There's two issues with this response: 1. The song is about the weird feeling of how places change with context, in this case it is about the context of a breakup and feeling out of place where you used to feel at home.

But there is a bit of a bigger issue.... 2. Those lines ARE NOT IN THE SONG. lol.

What this shows is clean readable responses that are oftentimes extrapolation of a thread or idea to levels not reasonably verifiable. Like how Facebook is/was tuned for giving more and more isolated extreme content, ChatGPT is tuned to follow threads and bits of information to extreme levels and confidence.



I think the "confident but inaccurate" problem is one of the biggest hurdles for most of the powerful usecases of these models. We don't seem too far from being able to automate filler text or stock images, which is certainly useful but only so valuable, but a long way off from more technical usecases like law or medicine. Being right 90% of the time but completely wrong 10%, without any way to distinguish the two, isn't going to get very far in many fields of work.


I had it give me book recommendations on a particular topic.

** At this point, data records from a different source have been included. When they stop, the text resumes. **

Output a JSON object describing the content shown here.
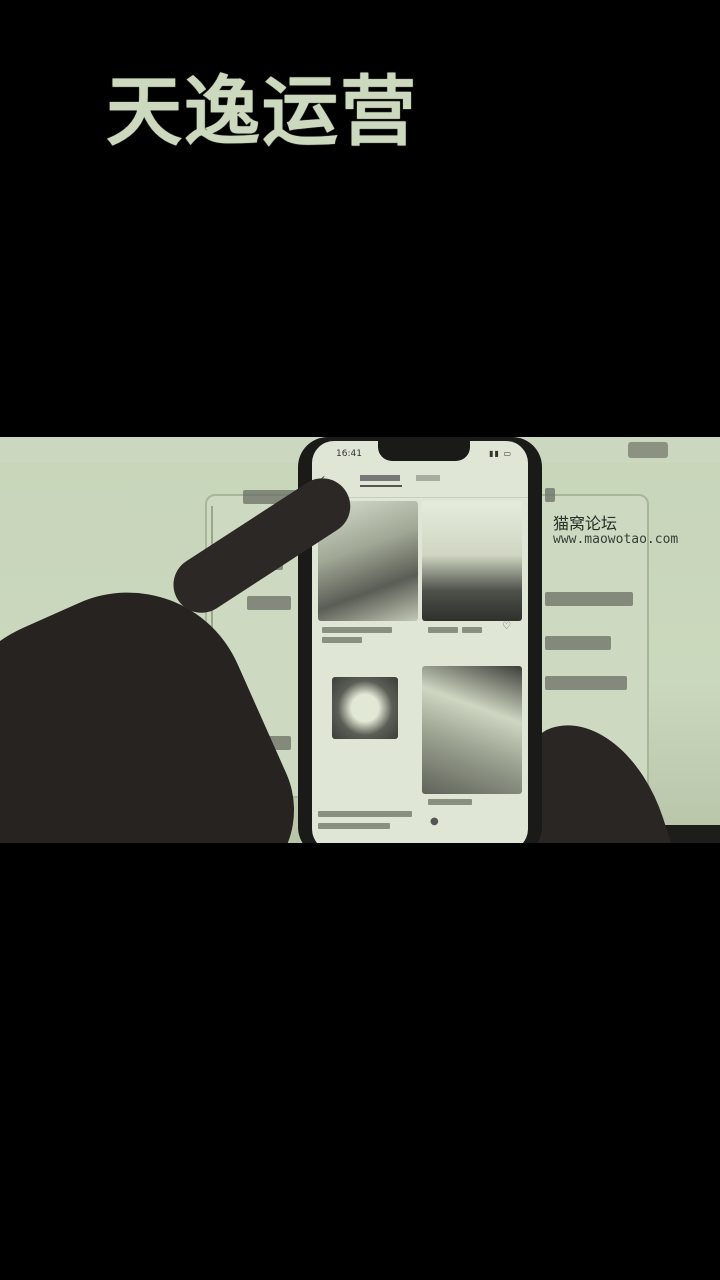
{
  "title": "天逸运营",
  "video": {
    "watermark_cn": "猫窝论坛",
    "watermark_url": "www.maowotao.com",
    "phone_status_time": "16:41"
  }
}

It straight up made up a fake book with a fake author and attributed it to a publisher. It did this with confidence. I even emailed the publisher to see if they had ever carried that book. Never heard of it.

The problem seems to be whether or not the content was generated via language modeling or via direct references. When it crosses into language modeling it is just making stuff up on the fly. This sometimes works for programming, but for specific things that connect to the real world it can be phenomenally wrong.


The thing is, accuracy doesn't matter that much for some applications, and for other applications it matters a lot. This means we should evaluate ChatGPT on the former use cases where it actually has utility, instead of criticizing it on the latter which would be like saying a hammer isn't helping me cook my dinner.

Example of the former: using it as a conversation partner to learn another language. You don't need perfect accuracy for this to be a gamechanging tool.